Despite the recent upswing, oil price volatility worries Grobler, especially if prices fall towards $40 a barrel. He stated he would be worried. Sasol’s plan to reduce emissions by 30% by 2030 includes replacing fossil fuels. Grobler said finding enough natural gas, which is more efficient and produces less pollutants, will allow it to cut its annual coal use by 25%.
The company only developed a green transition plan in early 2021, but Grobler said investors will be able to track its progress over the next five years. Sasol’s 537-mile Rompco pipeline delivers natural gas from its Mozambique fields at the lowest cost.
Grobler says Sasol’s main facility, the Secunda complex 130 kilometres (209 miles) from Johannesburg, which emits more climate-warming gases than Portugal or Norway, will need to more than double petrol consumption from 7%.
Sasol will pay more for carbon as it transforms. The corporation, which operates in the US and Europe, only pays a carbon tax in South Africa, Grobler notes. Hanre Rossouw, CFO, cautioned that the levies could hurt the business and its green transformation.
Renewable electricity will help the corporation meet its 2030 goal. Sasol has agreements with developers including Air Liquide SA and TotalEnergies SE for approximately half of its 1.2-gigawatt renewable objective.

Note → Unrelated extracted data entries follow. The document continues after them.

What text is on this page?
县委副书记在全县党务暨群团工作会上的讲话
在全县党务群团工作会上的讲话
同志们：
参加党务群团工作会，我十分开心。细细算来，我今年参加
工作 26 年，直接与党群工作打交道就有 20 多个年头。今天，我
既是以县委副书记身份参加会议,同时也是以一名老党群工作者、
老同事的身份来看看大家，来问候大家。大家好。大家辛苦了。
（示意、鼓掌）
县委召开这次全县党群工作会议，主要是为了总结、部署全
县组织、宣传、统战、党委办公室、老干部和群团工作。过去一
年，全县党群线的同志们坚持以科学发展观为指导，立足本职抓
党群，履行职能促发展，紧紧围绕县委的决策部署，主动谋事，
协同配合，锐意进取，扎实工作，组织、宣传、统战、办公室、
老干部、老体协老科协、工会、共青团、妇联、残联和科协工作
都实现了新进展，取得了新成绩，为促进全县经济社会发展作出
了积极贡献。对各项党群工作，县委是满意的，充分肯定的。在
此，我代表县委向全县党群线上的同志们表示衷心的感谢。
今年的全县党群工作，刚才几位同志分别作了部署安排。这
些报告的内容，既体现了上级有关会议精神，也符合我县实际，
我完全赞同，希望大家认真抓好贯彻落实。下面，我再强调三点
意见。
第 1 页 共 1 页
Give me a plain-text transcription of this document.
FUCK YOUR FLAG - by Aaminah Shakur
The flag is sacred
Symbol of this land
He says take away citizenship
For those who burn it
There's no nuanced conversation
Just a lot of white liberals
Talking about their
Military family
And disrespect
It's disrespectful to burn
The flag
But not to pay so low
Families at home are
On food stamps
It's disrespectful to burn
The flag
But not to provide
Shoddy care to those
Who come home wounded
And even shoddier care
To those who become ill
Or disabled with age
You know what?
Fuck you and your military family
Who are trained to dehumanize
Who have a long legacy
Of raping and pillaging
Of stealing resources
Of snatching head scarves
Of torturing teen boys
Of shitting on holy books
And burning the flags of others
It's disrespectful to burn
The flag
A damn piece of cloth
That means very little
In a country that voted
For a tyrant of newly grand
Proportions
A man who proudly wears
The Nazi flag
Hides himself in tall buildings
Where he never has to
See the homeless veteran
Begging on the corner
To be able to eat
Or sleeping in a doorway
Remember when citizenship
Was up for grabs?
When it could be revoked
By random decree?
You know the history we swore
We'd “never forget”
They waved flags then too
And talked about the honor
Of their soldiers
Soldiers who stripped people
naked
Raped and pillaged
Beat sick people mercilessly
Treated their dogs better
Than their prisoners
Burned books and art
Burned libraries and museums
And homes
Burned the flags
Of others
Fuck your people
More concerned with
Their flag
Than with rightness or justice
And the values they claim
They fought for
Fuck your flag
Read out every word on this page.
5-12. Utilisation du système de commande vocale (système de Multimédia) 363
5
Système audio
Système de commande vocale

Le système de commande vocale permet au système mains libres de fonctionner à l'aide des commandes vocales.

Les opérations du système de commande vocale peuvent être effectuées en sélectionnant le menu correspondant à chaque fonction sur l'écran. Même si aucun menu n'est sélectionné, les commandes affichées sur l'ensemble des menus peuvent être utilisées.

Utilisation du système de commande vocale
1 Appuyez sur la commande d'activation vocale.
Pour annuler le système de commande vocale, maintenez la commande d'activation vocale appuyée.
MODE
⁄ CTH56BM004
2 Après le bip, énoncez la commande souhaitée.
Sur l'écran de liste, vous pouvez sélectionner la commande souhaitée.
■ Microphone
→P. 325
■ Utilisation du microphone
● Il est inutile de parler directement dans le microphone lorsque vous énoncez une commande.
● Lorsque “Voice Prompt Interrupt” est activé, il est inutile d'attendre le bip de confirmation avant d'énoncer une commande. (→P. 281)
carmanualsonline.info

Increasing renewables is hard. South Africa’s scheme to buy electricity from private clean energy projects has stalled due to unprecedented power disruptions and a shortage of grid connections. Grobler said Eskom Holdings SOC Ltd. decides which stations get plugged in.
Sasol is also investigating a green hydrogen project on South Africa’s west coast to replace natural gas with a cleaner fuel. Transnet would build a port in Boegoebaai.